Defined in: packages/agentos/src/memory/ingestion/HtmlLoader.ts:175

Basic document loader for HTML (.html, .htm) files.

Text extraction strategy

  1. <script> and <style> blocks are removed entirely.
  2. Block-level elements (<p>, <div>, <h1><h6>, etc.) are replaced with newline characters to preserve paragraph structure.
  3. All remaining HTML tags are stripped.
  4. A common subset of HTML entities is decoded.
  5. Excessive whitespace is collapsed.

Metadata

  • title — extracted from the <title> element when present.
  • wordCount — approximate count of words in the extracted text.
  • source — absolute file path (when loaded from disk).

Implements

Example

const loader = new HtmlLoader();
const doc = await loader.load('/public/index.html');
console.log(doc.metadata.title); // e.g. 'Welcome to AgentOS'

Implements

Constructors

Constructor

new HtmlLoader(): HtmlLoader

Returns

HtmlLoader

Properties

supportedExtensions

readonly supportedExtensions: string[]

Defined in: packages/agentos/src/memory/ingestion/HtmlLoader.ts:177

File extensions this loader handles, each with a leading dot.

Used by LoaderRegistry to route file paths to the correct loader.

Example

['.md', '.mdx']

Implementation of

IDocumentLoader.supportedExtensions

Methods

canLoad()

canLoad(source): boolean

Defined in: packages/agentos/src/memory/ingestion/HtmlLoader.ts:184

Returns true when this loader is capable of handling source.

For string sources the check is purely extension-based. For Buffer sources the loader may inspect magic bytes when relevant.

Parameters

source

Absolute file path or raw bytes.

string | Buffer

Returns

boolean

Implementation of

IDocumentLoader.canLoad


load()

load(source, _options?): Promise<LoadedDocument>

Defined in: packages/agentos/src/memory/ingestion/HtmlLoader.ts:196

Parses source and returns a normalised LoadedDocument.

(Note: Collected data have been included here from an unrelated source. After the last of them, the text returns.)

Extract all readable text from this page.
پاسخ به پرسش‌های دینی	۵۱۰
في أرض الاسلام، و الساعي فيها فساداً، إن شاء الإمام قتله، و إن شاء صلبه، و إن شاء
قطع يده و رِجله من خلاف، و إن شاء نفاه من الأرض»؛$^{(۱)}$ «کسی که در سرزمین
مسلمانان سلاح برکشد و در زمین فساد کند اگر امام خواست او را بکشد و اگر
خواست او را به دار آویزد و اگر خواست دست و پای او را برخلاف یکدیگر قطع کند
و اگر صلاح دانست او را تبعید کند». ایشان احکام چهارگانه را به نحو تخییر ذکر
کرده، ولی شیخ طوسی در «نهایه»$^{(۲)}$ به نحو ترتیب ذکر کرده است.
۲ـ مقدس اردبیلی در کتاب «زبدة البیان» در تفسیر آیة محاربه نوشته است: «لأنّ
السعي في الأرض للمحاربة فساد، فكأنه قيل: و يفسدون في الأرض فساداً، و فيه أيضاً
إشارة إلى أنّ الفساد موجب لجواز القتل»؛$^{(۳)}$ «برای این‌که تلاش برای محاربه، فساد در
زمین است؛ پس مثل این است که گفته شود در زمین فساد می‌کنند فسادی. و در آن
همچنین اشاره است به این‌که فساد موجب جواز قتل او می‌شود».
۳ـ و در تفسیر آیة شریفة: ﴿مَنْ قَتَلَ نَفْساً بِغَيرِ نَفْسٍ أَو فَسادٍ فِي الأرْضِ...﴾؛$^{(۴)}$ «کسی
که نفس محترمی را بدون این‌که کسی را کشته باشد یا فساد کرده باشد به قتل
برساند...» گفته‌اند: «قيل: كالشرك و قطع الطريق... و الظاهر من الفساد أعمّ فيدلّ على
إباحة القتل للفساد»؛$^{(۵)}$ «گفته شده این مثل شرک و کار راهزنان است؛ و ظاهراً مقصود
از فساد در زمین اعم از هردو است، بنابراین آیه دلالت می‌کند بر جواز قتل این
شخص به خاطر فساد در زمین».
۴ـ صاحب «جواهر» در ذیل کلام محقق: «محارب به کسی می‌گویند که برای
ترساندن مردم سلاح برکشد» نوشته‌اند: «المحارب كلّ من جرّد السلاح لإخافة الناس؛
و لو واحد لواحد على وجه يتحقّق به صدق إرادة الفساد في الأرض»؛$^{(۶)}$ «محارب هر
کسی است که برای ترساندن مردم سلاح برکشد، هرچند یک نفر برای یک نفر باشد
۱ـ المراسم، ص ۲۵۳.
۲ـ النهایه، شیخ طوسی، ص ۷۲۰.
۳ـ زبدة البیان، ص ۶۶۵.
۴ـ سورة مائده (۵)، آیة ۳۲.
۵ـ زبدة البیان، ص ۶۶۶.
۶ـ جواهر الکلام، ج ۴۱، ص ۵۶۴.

When source is a string the loader treats it as an absolute (or resolvable) file path and reads the file from disk. When source is a Buffer the loader parses the bytes directly and derives as much metadata as possible from the buffer content alone.

Parameters

source

Absolute file path OR raw document bytes.

string | Buffer

_options?

LoadOptions

Optional hints such as a format override.

Returns

Promise<LoadedDocument>

A promise resolving to the fully-populated LoadedDocument.

Throws

When the file cannot be read or the format is not parsable.

Implementation of

IDocumentLoader.load